Senate Passes Bills to Protect Against Toxic Chinese Drywall
SB471 prohibits the sale or use of Chinese drywall imported between 2004 and 2007, while SB 298 will keep insurance companies from canceling, refusing to renew or increase rates on homeowners’ insurance just because they have Chinese drywall in their home.
“Families who bought homes with Chinese drywall have seen their American dream turn into a nightmare,” said Senator Miller. “These people have done absolutely nothing wrong and they are paying a terrible price. They don’t have lobbyists. All they have is us. The only thing we can give them peace of mind.”
SB 298 passed the Senate today by a vote of 32-8.
“This drywall releases compounds and gasses that cause serious health problems and are strong enough to corrode metal,” Sen. Miller said. “The people who own these houses are worried about the health of their children, foreclosure and bankruptcy. They should not have to worry about whether or not their homeowners’ insurance is going to be there if they need it.”

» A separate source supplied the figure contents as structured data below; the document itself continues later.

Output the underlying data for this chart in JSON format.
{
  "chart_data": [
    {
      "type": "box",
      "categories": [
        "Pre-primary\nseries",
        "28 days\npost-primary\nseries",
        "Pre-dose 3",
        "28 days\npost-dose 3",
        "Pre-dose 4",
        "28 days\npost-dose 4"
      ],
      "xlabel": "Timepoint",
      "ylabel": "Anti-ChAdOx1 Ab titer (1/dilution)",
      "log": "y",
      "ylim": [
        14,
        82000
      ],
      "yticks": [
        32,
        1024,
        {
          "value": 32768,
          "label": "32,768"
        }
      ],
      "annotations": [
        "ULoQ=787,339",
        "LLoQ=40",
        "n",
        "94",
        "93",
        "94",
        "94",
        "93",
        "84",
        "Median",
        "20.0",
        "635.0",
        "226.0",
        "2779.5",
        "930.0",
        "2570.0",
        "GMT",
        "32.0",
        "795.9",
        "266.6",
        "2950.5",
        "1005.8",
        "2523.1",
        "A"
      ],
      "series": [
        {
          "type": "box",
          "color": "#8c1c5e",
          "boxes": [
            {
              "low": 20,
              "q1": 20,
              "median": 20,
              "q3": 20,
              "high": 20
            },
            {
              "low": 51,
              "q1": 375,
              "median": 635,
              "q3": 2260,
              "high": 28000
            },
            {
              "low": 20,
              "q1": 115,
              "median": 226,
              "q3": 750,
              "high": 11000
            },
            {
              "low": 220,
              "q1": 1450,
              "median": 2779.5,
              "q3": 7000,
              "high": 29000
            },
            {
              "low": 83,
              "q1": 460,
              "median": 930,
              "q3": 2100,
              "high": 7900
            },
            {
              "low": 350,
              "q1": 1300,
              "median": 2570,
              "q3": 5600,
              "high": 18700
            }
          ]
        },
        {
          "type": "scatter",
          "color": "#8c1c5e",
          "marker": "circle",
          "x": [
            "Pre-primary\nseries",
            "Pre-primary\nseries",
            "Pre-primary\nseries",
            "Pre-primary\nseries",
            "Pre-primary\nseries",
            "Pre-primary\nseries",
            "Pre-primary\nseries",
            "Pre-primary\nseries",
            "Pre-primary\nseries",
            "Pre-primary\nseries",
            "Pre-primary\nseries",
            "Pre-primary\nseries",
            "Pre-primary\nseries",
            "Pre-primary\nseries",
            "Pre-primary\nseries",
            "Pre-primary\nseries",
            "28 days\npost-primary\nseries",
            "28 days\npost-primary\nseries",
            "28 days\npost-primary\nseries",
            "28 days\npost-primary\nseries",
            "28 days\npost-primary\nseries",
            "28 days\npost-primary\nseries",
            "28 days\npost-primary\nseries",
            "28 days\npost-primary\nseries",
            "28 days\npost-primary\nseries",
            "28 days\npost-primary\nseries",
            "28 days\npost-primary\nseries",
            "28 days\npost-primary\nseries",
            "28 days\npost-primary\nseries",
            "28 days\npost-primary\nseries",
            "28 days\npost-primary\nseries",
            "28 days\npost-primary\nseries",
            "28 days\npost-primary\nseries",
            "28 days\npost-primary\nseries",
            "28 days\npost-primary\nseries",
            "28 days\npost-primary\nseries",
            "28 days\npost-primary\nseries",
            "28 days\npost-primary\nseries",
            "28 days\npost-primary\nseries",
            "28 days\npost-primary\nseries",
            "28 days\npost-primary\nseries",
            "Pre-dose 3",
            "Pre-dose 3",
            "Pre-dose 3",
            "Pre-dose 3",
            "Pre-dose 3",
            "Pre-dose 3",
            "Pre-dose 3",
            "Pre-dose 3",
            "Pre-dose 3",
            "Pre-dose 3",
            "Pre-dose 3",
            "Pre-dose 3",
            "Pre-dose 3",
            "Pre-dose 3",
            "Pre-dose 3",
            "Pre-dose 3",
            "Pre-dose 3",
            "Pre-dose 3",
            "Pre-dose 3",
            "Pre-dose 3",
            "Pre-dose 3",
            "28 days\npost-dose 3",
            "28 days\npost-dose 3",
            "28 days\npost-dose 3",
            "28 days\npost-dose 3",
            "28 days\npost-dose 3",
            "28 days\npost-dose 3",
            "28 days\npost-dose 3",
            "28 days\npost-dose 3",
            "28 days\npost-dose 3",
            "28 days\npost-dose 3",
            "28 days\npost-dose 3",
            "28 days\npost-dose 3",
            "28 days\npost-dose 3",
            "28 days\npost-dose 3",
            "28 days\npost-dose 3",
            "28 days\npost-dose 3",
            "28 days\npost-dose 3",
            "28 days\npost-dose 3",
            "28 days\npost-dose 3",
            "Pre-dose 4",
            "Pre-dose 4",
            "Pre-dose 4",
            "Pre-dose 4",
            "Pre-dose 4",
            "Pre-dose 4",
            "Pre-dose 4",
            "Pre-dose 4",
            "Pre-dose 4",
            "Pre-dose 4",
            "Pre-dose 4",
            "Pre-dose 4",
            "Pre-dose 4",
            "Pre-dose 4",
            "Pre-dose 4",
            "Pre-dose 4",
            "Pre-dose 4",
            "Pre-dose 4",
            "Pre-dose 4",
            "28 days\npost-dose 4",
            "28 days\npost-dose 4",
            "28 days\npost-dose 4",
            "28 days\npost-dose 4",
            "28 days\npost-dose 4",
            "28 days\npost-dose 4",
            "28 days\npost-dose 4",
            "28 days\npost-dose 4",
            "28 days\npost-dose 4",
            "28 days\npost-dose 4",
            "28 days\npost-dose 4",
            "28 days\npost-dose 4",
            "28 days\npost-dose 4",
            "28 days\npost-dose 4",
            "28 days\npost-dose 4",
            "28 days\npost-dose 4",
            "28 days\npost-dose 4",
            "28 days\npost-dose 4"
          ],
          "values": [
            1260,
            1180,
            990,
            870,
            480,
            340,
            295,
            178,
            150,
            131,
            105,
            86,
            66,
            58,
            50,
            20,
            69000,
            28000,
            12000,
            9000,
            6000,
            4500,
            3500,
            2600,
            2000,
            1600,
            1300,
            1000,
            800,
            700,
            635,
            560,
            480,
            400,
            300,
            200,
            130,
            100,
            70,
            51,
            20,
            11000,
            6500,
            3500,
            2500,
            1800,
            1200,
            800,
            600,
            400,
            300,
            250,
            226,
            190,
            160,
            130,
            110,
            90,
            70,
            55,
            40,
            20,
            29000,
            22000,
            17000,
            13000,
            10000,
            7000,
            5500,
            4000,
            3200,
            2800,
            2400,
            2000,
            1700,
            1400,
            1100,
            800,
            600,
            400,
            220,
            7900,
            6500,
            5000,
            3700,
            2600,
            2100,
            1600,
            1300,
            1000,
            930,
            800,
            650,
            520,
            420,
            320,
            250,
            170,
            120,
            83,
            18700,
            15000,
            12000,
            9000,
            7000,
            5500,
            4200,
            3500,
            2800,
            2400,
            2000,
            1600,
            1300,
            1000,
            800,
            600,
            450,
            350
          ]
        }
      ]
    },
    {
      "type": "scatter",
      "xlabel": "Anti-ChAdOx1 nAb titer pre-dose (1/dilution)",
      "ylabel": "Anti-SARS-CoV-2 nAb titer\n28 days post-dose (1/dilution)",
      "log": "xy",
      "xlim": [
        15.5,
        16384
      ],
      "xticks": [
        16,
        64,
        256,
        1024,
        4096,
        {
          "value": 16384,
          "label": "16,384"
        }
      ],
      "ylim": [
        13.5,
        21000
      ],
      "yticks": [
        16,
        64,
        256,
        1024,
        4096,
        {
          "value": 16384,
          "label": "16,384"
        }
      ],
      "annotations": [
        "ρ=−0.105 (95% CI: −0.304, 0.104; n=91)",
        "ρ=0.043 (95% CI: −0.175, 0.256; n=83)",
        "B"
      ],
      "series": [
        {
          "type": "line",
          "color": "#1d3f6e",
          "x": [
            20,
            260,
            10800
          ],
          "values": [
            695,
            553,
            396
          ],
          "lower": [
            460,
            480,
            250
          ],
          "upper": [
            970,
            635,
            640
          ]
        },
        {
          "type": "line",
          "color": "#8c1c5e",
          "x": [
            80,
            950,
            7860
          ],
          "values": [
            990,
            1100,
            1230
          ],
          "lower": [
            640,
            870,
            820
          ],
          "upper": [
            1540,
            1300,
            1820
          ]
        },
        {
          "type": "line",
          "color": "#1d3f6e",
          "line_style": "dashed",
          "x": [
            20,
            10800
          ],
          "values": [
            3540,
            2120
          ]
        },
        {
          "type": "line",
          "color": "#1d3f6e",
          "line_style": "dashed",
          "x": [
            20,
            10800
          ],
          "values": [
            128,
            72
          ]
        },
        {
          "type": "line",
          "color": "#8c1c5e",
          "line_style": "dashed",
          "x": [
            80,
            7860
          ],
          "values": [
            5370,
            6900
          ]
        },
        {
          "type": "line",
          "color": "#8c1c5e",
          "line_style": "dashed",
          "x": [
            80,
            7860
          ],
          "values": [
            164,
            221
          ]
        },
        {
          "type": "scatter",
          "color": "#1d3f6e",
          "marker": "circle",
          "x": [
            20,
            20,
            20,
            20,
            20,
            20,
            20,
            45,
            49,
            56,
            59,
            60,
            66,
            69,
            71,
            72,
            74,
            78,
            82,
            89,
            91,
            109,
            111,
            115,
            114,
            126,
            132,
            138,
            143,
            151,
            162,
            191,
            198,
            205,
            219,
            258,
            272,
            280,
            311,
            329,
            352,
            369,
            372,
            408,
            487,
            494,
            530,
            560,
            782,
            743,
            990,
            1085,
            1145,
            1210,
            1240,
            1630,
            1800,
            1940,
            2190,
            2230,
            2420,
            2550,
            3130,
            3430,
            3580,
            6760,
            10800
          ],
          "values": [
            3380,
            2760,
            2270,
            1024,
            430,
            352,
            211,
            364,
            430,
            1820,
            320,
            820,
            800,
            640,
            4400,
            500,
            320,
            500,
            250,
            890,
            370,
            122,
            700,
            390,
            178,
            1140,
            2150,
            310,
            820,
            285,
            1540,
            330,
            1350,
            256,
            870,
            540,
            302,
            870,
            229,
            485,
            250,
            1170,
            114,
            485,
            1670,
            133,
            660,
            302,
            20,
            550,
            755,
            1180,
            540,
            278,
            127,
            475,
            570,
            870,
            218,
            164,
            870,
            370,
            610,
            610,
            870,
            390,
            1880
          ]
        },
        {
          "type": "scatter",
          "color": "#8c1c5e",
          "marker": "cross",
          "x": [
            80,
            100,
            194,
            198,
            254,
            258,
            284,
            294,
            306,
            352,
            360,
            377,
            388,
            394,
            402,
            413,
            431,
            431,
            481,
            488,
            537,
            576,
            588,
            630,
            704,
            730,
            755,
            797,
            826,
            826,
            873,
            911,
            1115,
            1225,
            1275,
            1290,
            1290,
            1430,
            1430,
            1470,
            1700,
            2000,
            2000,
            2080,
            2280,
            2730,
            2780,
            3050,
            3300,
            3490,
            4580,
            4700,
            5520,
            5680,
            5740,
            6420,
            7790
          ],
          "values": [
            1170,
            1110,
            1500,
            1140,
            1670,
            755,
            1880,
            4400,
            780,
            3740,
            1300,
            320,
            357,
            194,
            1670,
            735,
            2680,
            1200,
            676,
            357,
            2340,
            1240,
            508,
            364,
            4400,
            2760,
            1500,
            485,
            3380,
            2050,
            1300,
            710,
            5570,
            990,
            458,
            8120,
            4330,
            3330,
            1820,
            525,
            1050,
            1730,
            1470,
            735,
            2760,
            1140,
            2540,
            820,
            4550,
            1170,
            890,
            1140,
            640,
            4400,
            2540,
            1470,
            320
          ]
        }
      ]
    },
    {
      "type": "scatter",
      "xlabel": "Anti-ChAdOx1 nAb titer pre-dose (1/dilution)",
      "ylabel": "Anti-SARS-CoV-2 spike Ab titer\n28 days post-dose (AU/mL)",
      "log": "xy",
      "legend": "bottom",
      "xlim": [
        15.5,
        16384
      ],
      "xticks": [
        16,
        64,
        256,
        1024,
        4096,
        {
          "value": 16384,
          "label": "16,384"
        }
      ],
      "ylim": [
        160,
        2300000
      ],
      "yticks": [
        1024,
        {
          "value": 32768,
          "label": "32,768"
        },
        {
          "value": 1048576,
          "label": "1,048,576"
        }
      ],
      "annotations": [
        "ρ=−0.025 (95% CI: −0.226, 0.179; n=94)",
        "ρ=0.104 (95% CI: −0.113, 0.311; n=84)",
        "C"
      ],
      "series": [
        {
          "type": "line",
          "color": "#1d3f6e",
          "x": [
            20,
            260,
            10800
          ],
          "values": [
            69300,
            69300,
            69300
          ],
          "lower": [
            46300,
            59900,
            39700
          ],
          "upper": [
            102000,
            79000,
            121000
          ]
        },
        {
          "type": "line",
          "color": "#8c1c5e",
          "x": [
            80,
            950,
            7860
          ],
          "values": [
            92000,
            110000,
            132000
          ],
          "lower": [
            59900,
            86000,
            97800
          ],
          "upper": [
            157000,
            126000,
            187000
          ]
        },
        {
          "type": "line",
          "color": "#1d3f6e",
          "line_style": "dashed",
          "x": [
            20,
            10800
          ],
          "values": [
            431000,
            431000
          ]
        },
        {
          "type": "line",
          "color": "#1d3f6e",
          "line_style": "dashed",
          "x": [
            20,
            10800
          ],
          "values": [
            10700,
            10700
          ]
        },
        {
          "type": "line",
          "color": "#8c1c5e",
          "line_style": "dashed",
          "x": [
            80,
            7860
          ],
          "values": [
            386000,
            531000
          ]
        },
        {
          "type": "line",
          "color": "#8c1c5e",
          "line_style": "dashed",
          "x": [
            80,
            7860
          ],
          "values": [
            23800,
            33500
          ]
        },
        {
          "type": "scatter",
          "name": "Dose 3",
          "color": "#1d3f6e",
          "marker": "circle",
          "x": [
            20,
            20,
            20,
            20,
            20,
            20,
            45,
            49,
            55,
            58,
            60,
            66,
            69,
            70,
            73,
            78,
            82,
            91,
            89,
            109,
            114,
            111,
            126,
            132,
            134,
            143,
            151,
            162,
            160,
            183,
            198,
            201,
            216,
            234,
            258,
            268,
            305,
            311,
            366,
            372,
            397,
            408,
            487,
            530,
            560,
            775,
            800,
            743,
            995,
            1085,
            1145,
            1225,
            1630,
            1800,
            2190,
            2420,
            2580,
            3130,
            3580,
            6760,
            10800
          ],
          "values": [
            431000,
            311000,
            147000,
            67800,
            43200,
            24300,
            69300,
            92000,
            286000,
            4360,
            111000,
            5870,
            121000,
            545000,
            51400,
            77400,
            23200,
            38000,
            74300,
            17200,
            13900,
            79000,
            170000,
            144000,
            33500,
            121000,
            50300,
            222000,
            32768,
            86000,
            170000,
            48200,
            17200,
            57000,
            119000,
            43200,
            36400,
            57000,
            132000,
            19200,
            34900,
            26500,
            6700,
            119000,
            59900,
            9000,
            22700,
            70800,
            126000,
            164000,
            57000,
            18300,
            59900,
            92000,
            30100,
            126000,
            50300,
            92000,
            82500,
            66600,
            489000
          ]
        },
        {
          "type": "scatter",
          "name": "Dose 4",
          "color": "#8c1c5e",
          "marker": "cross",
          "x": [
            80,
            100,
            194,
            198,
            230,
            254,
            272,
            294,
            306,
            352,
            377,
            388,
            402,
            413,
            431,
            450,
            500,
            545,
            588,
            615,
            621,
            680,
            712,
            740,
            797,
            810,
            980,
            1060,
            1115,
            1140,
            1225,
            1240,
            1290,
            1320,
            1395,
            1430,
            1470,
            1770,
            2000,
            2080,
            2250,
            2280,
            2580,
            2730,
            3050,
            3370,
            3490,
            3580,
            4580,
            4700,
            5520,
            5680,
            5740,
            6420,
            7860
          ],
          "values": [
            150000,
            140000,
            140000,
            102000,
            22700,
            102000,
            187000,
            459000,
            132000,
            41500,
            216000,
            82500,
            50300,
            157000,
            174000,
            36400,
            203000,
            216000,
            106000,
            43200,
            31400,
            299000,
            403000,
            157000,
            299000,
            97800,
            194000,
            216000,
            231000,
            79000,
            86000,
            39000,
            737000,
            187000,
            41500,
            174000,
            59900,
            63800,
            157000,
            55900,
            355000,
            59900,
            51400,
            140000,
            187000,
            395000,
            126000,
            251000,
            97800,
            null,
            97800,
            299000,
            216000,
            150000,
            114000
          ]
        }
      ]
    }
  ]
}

SB471, which passed the Senate unanimously on January 26, 2010, protects consumers going forward by banning the sale or usage of defective drywall in a home. It also classifies the material as posing a “substantial product hazard” under the Virginia Consumer Protection Act.
The United States Consumer Product Safety Commission received nearly 3,000 complaints from households across the country that believe they are affected by tainted drywall with Virginia, Florida and Louisiana reporting large numbers of cases. An interagency federal taskforce showed affected homes to have elevated levels of hydrogen sulfide and formaldehyde leading to corrosion of metal and wiring in the homes. Tainted drywall has also been associated with numerous health problems including irritated and itchy eyes and skin, difficulty in breathing, persistent cough, bloody noses, recurrent headaches, and asthma attacks.